Explica José Antonio Marina en uno de sus artículos que suele recomendar a sus alumnos que lean poesía, pero no con un mero afán receptivo, sino con una pretensión expresiva. “Hemos insistido demasiado en el momento asimilador de la lectura”, afirma. “Hay que leer, sin duda, pero ¿por qué y para qué?” Porque mediante la lectura aprovechamos la experiencia de la humanidad, contenida en los libros. Hay que leer para expresar. Expresar es exprimir nuestra inteligencia: pensar, hablar, conversar, actuar. Se expresa con la palabra, con el sentimiento, con la acción. La pasividad nos mata, porque nos hace sumisos, y limita nuestras posibilidades.

La poesía enseña a mirar las cosas de otra manera. La poesía recupera el brillo perdido de la realidad.

Nada está acabado, sigue Marina. La realidad entera está ahí esperando a ver lo que hacemos los humanos con ella, qué posibilidades descubrimos. Todo se puede pensar de otra manera, decir de otra manera, amar de otra manera.

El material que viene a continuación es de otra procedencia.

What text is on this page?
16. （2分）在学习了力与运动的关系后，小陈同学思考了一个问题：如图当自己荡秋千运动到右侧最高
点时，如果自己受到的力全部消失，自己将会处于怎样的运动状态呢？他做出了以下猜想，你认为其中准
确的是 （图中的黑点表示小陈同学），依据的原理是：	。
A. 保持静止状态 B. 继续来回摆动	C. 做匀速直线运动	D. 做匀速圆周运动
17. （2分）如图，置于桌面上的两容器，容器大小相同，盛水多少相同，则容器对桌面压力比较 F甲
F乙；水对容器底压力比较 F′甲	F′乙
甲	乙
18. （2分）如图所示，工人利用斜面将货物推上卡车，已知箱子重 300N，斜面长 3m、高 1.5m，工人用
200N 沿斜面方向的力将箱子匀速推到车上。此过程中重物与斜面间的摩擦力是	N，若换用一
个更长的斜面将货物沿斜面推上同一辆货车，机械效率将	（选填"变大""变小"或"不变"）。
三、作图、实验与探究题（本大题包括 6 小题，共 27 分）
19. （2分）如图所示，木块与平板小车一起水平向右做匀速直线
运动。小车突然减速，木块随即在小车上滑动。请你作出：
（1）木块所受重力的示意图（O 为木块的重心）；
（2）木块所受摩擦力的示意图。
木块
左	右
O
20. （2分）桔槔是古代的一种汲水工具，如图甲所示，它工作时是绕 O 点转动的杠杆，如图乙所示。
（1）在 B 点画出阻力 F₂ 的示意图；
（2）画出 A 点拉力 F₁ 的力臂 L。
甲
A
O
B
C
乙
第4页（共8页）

Valorar lo que tenemos es parte de la gran poesía de la cotidiano. “No encontramos suficientes cosas bellas” decía Van Gogh.

Poetizar las formas de vida supone escapar de la mediocridad y la rutina. Es precisamente por esta razón que desde hace un tiempo tengo la costumbre de empezar el día leyendo y compartiendo la poética cotidiana que transmiten cada mañana las entrevistas de La Contra de La Vanguardia, entrevistas a personas variopintas y muy distintas pero que, en general, tienen en común hacernos ver la vida con otros ojos, abriendo la mente a nuevas ideas y puntos de vista.

También a la poética de lo cotidiano se refiere Ángeles Caso en su magnífico artículo “Lo que quiero ahora” publicado hace unos meses.

“Será porque tres de mis más queridos amigos se han enfrentado inesperadamente a enfermedades gravísimas” dice A. Caso, ” o tal vez porque, a estas alturas de mi existencia, he vivido ya las suficientes horas buenas y horas malas como para empezar a colocar las cosas en su sitio. El caso es que tengo la sensación –al menos la sensación– de que empiezo a entender un poco de qué va esto llamado vida. Y ahora, en este momento de mi vida, no quiero casi nada. Tan sólo la ternura de mi amor y la gloriosa compañía de mis amigos. El recuerdo dulce de mis muertos. Un par de árboles al otro lado de los cristales y un pedazo de cielo al que se asomen la luz y la noche. El mejor verso del mundo y la más hermosa de las músicas. Quiero toda la serenidad para sobrellevar el dolor y toda la alegría para disfrutar de lo bueno. Un instante de belleza a diario“.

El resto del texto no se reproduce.